Voici les modèles d'entreprise que nous rencontrons le plus fréquemment dans les projets E-2. Chacun présente des avantages et des contraintes spécifiques. Le classement n'est pas exhaustif et ne vaut pas recommandation : chaque situation doit être analysée au cas par cas.
La franchise
La franchise est un modèle populaire parce qu'elle offre un concept éprouvé, une méthode d'exploitation, une notoriété locale et des données financières historiques. Pour un investisseur qui découvre le marché américain, elle peut réduire l'incertitude entrepreneuriale.
En contrepartie, le contrat de franchise impose des redevances, des obligations d'investissement et des règles strictes d'exploitation. La due diligence du contrat de franchise est essentielle avant tout engagement.
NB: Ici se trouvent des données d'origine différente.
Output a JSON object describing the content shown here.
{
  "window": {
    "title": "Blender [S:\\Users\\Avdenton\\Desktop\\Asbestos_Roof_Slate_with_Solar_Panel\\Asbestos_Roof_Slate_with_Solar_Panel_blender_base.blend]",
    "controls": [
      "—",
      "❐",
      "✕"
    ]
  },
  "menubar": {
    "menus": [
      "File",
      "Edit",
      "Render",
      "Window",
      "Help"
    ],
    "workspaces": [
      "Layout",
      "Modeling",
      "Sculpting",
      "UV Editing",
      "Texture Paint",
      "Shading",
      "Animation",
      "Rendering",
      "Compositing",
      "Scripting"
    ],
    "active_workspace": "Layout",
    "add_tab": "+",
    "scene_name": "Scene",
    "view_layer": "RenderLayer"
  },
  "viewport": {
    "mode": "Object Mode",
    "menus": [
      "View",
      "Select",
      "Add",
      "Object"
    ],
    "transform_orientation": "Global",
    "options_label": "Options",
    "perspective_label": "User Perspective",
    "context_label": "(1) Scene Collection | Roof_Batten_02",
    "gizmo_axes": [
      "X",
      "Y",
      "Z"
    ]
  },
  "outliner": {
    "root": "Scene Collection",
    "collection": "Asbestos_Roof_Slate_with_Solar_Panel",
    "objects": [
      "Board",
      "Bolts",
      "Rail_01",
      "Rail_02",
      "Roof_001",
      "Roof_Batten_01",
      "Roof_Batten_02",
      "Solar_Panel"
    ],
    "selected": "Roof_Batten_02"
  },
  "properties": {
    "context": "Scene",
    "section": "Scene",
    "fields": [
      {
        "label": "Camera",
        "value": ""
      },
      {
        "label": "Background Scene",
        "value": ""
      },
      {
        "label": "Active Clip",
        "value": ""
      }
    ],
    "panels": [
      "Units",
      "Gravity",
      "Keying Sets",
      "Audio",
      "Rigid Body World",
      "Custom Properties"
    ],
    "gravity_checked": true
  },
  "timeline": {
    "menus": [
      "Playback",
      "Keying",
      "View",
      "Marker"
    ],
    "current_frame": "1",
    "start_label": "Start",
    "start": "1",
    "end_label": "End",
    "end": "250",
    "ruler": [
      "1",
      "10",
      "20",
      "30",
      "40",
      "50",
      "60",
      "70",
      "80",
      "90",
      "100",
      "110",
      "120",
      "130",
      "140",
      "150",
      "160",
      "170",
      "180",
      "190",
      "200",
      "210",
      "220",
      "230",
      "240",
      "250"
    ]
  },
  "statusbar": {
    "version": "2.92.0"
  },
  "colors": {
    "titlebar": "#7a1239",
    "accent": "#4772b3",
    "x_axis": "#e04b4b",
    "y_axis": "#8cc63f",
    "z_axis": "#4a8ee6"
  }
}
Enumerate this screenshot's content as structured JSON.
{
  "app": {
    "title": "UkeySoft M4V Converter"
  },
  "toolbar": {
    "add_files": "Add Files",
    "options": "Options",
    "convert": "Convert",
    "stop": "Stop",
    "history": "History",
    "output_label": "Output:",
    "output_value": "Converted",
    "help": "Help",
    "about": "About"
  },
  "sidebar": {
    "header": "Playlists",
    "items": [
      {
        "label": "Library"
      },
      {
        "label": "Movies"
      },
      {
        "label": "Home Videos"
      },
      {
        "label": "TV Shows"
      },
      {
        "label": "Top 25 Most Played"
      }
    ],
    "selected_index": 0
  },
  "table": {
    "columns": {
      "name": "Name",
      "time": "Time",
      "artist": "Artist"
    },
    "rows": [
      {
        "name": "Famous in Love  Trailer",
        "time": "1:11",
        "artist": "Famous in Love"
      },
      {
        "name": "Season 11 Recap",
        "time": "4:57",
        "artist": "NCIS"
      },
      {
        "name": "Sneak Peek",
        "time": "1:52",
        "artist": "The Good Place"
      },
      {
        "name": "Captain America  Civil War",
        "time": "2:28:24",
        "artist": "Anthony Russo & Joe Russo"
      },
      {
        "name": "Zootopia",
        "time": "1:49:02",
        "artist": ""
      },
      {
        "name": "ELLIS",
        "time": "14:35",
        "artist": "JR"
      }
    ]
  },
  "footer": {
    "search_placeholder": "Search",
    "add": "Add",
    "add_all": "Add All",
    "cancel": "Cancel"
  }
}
Les services professionnels
Cabinets de conseil, agences marketing, agences digitales, bureaux d'études, comptabilité, ressources humaines : ces activités peuvent convenir à un visa E-2, notamment lorsque l'investisseur possède une expertise reconnue dans le domaine.
Leur avantage réside dans des besoins en fonds de démarrage souvent plus faibles. Leur difficulté est de démontrer que l'investissement est substantiel au regard du coût réel de l'entreprise et que l'activité génère des revenus réels, pas seulement des projections.
Le commerce de détail
Boutiques spécialisées, commerces alimentaires, magasins de consommation : ces entreprises produisent des flux de trésorerie visibles et emploient souvent du personnel. Elles nécessitent néanmoins une analyse minutieuse de l'emplacement, du bail commercial, de la concurrence locale et des marges.
La restauration et l'alimentation
Restaurants, cafés, food trucks, traiteurs : ce secteur est fréquemment retenu car il combine investissement matériel, emplois américains et activité tangible. C'est aussi un secteur exigeant en gestion quotidienne, avec des taux d'échec élevés pour les entrepreneurs mal préparés.
La construction, l'industrie et les services techniques
Entreprises de construction, sous-traitance industrielle, maintenance technique, installation : ces activités génèrent des contrats récurrents et emploient du personnel qualifié. Elles peuvent constituer des projets E-2 solides, à condition de maîtriser les réglementations locales, les licences et le marché.
La technologie et le SaaS
Les entreprises technologiques, plateformes en ligne ou éditeurs de logiciels sont recevables. Leur défi principal est de démontrer que l'investissement est substantiel au regard d'un modèle dont les coûts initiaux peuvent être faibles. Des revenus récurrents, des contrats clients et une équipe en place renforcent considérablement le dossier.
L'immobilier opérationnel
La simple détention de biens immobiliers ne suffit généralement pas. En revanche, une activité de gestion locative opérationnelle, de location meublée professionnalisée ou de rénovation-revente peut être recevable si elle constitue une entreprise active avec des employés, des contrats et une comptabilité.